Shadow Of The Erdtree Confirms I Don’t Like The Look Of Elden Ring

Elden Ring is FromSoftare’s most popular game, but it can’t match the aesthetic brilliance of Bloodborne.

Shadow Of The Erdtree Confirms I Don't Like The Look Of Elden Ring

Elden Ring is an excellent game. It’s the most densely designed open world I’ve ever explored, one where, even in areas you’re ridden through a hundred times, there are always more secrets to uncover. During my time with the game, I would sometimes walk a few meters further in a direction than I had before and find something entirely new waiting for me. If you love to explore, there are few games better.

But I would sure want to explore more if I actually liked the way the Lands Between looked. The reveal trailer for the upcoming Shadow of the Erdtree expansion confirmed what I already knew, even if I didn't want to admit it. Elden Ring's aesthetic does nothing for me.

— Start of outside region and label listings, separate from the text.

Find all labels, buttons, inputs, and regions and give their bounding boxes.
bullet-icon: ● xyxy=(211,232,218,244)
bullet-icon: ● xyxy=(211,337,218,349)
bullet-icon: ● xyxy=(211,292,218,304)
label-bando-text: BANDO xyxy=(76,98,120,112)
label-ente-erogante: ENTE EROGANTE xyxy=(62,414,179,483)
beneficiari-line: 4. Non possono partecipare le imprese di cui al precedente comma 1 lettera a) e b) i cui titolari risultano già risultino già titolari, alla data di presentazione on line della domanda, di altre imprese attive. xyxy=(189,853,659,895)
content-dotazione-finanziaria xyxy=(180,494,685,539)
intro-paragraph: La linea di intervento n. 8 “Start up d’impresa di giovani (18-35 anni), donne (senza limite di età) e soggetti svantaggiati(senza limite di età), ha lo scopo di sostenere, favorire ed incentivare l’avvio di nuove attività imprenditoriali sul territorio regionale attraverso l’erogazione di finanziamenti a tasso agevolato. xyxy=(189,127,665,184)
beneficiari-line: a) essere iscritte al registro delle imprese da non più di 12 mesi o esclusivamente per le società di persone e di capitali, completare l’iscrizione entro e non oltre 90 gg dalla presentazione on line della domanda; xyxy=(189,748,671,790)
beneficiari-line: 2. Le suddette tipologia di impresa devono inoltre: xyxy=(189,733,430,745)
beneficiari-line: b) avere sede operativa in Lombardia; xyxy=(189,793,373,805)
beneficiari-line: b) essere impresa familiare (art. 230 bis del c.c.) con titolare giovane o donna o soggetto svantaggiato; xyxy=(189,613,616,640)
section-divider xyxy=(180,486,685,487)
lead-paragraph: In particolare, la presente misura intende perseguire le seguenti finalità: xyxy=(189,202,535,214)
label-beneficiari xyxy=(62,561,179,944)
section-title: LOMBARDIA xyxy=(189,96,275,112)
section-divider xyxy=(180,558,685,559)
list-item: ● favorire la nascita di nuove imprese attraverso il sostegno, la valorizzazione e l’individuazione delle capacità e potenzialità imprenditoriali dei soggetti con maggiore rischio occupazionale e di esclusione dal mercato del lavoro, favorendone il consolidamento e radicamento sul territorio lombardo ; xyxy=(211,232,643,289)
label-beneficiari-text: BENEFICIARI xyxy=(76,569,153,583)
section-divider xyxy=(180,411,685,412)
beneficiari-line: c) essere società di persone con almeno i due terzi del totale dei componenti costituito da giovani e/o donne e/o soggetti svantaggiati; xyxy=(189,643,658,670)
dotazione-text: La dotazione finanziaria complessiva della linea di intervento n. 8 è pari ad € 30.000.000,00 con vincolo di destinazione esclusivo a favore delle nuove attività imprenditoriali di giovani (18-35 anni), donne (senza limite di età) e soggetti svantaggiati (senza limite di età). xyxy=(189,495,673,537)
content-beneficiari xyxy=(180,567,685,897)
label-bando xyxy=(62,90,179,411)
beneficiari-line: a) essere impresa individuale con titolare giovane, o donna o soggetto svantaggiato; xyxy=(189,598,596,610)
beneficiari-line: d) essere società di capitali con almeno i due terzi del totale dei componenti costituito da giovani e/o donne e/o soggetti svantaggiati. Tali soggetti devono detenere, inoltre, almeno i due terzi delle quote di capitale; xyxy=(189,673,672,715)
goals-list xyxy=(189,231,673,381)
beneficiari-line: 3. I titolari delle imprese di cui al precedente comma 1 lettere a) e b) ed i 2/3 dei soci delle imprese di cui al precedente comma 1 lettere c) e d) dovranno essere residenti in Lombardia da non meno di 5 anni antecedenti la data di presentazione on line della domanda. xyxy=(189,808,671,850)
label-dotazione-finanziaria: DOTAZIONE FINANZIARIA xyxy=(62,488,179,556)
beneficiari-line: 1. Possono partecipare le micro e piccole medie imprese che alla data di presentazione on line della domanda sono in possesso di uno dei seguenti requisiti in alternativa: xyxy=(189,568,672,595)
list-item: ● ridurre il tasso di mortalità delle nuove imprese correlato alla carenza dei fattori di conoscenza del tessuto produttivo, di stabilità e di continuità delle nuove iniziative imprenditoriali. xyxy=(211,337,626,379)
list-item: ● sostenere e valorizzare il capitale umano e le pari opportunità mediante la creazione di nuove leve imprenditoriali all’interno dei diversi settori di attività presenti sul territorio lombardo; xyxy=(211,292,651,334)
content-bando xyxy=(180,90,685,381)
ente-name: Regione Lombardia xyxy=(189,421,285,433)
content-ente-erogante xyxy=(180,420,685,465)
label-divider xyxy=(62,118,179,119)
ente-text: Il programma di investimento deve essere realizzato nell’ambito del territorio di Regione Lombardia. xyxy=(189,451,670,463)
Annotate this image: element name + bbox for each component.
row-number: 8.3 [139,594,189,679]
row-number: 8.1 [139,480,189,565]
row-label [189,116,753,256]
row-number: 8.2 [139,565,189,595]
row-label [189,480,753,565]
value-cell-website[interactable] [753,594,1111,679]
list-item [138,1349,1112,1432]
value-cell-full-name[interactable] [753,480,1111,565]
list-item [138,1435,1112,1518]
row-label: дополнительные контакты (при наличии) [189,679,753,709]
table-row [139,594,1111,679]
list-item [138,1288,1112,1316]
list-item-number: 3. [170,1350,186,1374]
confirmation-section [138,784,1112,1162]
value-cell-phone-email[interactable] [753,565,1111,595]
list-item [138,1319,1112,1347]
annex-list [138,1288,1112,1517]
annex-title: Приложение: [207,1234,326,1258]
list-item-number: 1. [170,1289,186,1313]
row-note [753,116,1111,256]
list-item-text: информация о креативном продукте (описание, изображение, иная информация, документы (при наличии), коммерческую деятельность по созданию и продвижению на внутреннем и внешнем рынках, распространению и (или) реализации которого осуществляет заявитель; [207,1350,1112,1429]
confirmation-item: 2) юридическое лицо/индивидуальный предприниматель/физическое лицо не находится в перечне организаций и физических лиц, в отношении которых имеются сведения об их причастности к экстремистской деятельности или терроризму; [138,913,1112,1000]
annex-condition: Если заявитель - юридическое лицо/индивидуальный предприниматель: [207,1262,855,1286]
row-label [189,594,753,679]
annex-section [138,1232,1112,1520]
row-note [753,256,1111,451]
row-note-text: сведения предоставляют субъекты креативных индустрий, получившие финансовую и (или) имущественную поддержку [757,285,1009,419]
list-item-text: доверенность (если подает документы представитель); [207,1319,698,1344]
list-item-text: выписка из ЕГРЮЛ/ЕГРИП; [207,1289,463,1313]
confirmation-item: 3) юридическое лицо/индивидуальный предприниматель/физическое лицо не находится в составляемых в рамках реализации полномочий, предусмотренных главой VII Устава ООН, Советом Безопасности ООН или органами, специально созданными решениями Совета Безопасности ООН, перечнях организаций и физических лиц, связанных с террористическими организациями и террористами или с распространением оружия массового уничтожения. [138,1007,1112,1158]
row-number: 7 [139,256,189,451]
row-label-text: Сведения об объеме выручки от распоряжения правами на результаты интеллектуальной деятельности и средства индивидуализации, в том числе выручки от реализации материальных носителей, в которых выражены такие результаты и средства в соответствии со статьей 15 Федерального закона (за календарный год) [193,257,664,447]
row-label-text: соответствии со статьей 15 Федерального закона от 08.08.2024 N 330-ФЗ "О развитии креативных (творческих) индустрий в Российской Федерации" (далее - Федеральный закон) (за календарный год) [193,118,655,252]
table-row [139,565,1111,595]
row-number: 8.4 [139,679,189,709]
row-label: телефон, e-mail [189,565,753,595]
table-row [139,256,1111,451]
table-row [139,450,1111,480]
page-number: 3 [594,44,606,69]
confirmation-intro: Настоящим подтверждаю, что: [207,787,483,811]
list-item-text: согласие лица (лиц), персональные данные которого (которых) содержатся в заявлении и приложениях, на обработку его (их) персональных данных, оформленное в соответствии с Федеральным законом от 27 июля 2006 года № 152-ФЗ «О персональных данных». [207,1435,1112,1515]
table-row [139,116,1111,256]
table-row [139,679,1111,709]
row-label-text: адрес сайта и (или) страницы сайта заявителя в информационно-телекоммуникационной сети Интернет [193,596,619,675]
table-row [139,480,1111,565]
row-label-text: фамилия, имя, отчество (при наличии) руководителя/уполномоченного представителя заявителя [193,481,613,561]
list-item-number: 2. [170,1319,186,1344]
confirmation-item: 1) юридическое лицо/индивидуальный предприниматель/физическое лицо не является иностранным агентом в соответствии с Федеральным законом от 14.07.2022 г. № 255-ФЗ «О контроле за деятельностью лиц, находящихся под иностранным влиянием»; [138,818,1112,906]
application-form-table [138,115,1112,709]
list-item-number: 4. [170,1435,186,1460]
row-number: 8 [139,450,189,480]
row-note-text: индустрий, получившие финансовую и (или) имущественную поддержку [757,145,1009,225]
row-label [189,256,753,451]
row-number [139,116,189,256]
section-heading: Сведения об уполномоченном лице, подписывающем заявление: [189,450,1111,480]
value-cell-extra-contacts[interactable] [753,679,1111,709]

There’s cool stuff in the trailer. A big cocoon thing with a withered arm hanging from it, blood dripping over a domino mask. The Erdtree, which shone bright during the base game, is now dead and glowing orange. A manor house surrounded by dead trees, which drape decaying foliage in the sky above it. A cyborg lion is there too. This imagery is undeniably cool.

But I’ve spent the first few months of 2024 returning to Bloodborne. I know I said that game looked old, and it does. It came out nearly nine years ago and it shows. But Bloodborne holds up because its atmosphere and level design are unparalleled. FromSoftware’s 2015 masterpiece makes you feel like you’re completely alone, wandering a gothic Victorian city on the most dangerous night of the year. The sky is blood red, the streets are cobblestone, the enemies range from basically normal looking villagers to eldritch horrors. It’s an evocative game, with a specific and perfectly realized setting. I respond to it viscerally. I’ve always primarily played games because I love the feeling of being immersed in a world, and Bloodborne's Yharnam is an all-timer.


I feel this way about other FromSoft games to varying degrees. Sekiro: Shadows Die Twice ended up not being for me, mostly because of its intense difficulty and the lack of RPG elements which would have let me overcome that difficulty over time. But its Sengoku-era setting combined with mythical monsters felt really specific. If I achieve my 2024 goal of finally beating Bloodborne, Sekiro is the From game I’m most eager to try again.

With Elden Ring, I'm not nearly as compelled by the aesthetic of the setting. Some of this may be a problem of scale. There are wonderful areas within the Lands Between. Raya Lucaria has a terrific aesthetic, and the moment I first made it past Margit, the Fell Omen and into Stormveil Castle felt as good as uncovering a new area in Bloodborne. But, the world is so broad, so spread out, that those memorable areas end up counting for less than they do in a smaller game, where you’ll pass through each location time and time again, working it into your memory.

All of this has me hoping that wherever FromSoft goes next, it’s a smaller world that I can get fully invested in. Wishing for Bloodborne 2 seems like a lost cause at this point, but a game that manages to capture the same feeling of exciting discovery in an aesthetically interesting, intricately constructed, dangerous world is all I want.